[4 Chiacchiere con Cineclan] [I mestieri del cinema]…ovvero…When it’s callin’ me back home: intervista a Giulia Distefano

Come già preannunciato, Cineclan, lo sapete, è un blog di cinema sui generis e con oggi vogliamo continuare a stupirvi con effetti speciali! Inauguriamo una nuova rubrica…o meglio ampliamo la rubrica “4 Chicchiere con Cineclan” con “I mestieri del cinema”!
Avete mai letto i titoli di coda di un film fino alla fine? Fino a quando non compare la scritta “Nessun animale è stato maltrattato su questo set”? Se l’avete fatto, avrete letto sicuramente tutti quei nomi e quei ruoli e vi sarà capitato di chiedervi “Ma chi sarà mai il macchinista? E cosa farà su un set?!” Cineclan è qui per rispondere ai vostri dubbi amletici!
“I mestieri del cinema” sarà una serie di interviste ai ruoli più noti e a quelli meno noti che compongono una troupe cinematografica e questa settimana iniziamo col botto, perché abbiamo intervistato una cara amica di Cineclan che fa uno dei lavori più “sporchi” del cinema ovvero la segretaria di edizione! Se avete visto Boris vi è venuta subito in mente Itala, ammettetelo! Beh, diciamo che le cose non stanno proprio così…e Giulia è qui per raccontarcelo!

Giulia Distefano (no, nessun errore, il cognome è tutto attaccato!) l’abbiamo conosciuta tanto tempo fa, perché come noi ha iniziato con uno stage di 9 mesi (‘na gravidanza!) nella stessa casa di produzione nella quale ho iniziato io…una persona molto importante per entrambe ci ha fatto conoscere e da allora, quando il gioco si fa duro e i duri cominciano a giocare, lei è sempre stata la nostra fidata donna memoria…ma bando alle chiacchiere da bar e andiamo a iniziare…benvenuti a “I mestieri del cinema”!

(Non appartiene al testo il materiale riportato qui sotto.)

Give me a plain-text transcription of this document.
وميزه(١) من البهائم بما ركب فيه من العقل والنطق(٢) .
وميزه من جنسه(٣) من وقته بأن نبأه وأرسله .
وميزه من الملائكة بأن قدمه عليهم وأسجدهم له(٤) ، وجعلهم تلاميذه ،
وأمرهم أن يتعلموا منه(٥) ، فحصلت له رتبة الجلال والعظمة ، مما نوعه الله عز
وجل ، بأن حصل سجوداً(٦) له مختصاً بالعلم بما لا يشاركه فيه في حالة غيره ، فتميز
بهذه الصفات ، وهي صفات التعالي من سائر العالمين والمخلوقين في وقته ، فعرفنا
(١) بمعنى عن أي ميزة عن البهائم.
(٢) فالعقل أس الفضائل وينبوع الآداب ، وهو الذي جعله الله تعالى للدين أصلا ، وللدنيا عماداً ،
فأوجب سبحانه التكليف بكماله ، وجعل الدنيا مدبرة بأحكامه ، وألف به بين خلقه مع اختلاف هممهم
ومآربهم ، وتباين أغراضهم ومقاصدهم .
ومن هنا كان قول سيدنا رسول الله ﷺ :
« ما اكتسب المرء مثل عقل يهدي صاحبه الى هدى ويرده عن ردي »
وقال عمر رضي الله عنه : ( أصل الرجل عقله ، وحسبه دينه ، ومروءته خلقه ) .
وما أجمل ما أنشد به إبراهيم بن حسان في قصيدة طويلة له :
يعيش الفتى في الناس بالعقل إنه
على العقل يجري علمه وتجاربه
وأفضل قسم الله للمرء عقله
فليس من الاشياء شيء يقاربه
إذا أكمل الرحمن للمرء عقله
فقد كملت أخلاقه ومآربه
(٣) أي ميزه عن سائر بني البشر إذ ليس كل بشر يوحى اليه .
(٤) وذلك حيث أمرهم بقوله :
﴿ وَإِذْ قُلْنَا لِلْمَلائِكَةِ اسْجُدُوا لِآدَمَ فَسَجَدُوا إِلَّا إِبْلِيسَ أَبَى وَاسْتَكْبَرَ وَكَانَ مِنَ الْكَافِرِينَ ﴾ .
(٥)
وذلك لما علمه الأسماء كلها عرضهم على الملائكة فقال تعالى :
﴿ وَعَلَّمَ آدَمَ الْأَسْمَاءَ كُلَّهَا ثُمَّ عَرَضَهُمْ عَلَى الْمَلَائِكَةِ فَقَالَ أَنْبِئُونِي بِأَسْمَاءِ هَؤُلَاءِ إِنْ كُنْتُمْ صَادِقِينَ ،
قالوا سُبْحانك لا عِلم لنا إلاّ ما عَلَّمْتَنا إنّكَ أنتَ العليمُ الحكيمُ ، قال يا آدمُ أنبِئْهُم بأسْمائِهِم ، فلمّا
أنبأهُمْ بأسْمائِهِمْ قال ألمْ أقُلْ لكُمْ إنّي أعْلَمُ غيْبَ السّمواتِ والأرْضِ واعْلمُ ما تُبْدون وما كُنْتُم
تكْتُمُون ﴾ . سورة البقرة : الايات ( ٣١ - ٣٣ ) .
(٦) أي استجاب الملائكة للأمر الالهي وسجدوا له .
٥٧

479964_386158364796146_465172076_n – Giulia, noi ti conosciamo, ma gli amicici di Cineclan no, quindi presentati con una frase ad effetto!
Ciao! Sono la tua memoria! Ciò che dimenticherai tra 30 secondi io l’avrò raccolto e lo userò volentieri contro di te! (non è proprio solo una frase in effetti..)
(Infatti sembra più una minaccia!XD)

 – *Parte la sigla di Quark* In soldoni, chi è la segretaria di edizione? Qual è il suo ruolo in una troupe cinematografica?
Proverò ad essere breve, ma è una risposta che mi risulta sempre articolata. Dunque, è un membro del reparto regia di un prodotto audiovisivo principalmente di fiction. Ha molteplici funzioni che convergono nell’obiettivo finale di agevolare il lavoro del montatore. Compila i bollettini di edizione in cui sono segnati tutti i ciak girati e la loro valutazione da parte del regista, compresi gli appunti e le note in cui viene comunicato anche dagli altri reparti ciò che può essere utile sapere in post produzione. Ancora, deve possedere un quadro d’insieme della storia e controllare, durante le riprese, che dalla singola inquadratura all’intera scena, vengano rispettate la continuità e la coerenza in merito a tutti i linguaggi che il cinema usa: drammaturgia,costumi, trucco, scenografia, fotografia, suono ecc. E’ una figura necessaria proprio per il metodo produttivo della lavorazione di film e serie, ovvero le scene non vengono realizzate in ordine cronologico (in termini di consecutio temporum della vicenda raccontata), ma tutte sparpagliate nell’arco di parecchie settimane. Dunque mentre l’assemblaggio di inquadrature e scene che ci viene restituito quando guardiamo il film, ci fa percepire quella sequenza di azioni in un istante, un momento o pochi minuti, quando quelle inquadrature le si realizza, lo si fa in parecchie ore. Il campo lungo prima del campo medio, prima del primo piano, e si deve stare attenti a ricordare com’è la messa in scena, i movimenti dell’attore, le battute, in modo da poter ripeterli uguali in ogni inquadratura di taglio diverso che quella scena prevede, così al montaggio questi pezzettini messi insieme verranno percepiti come amalgamati e non disturberanno l’occhio dello spettatore, alfabetizzato a precise regole di racconto che resistono anche alle sperimentazioni contemporanee. Ogni reparto deve lavorare con questo obiettivo, ma è la segretaria di edizione a supervisionare che ciò avvenga, è la memoria del film. Infine deve anche riferire agli organizzatori ogni questione rilevante che sopraggiunge durante la lavorazione e che influisce sui tempi, i modi, e i costi delle riprese.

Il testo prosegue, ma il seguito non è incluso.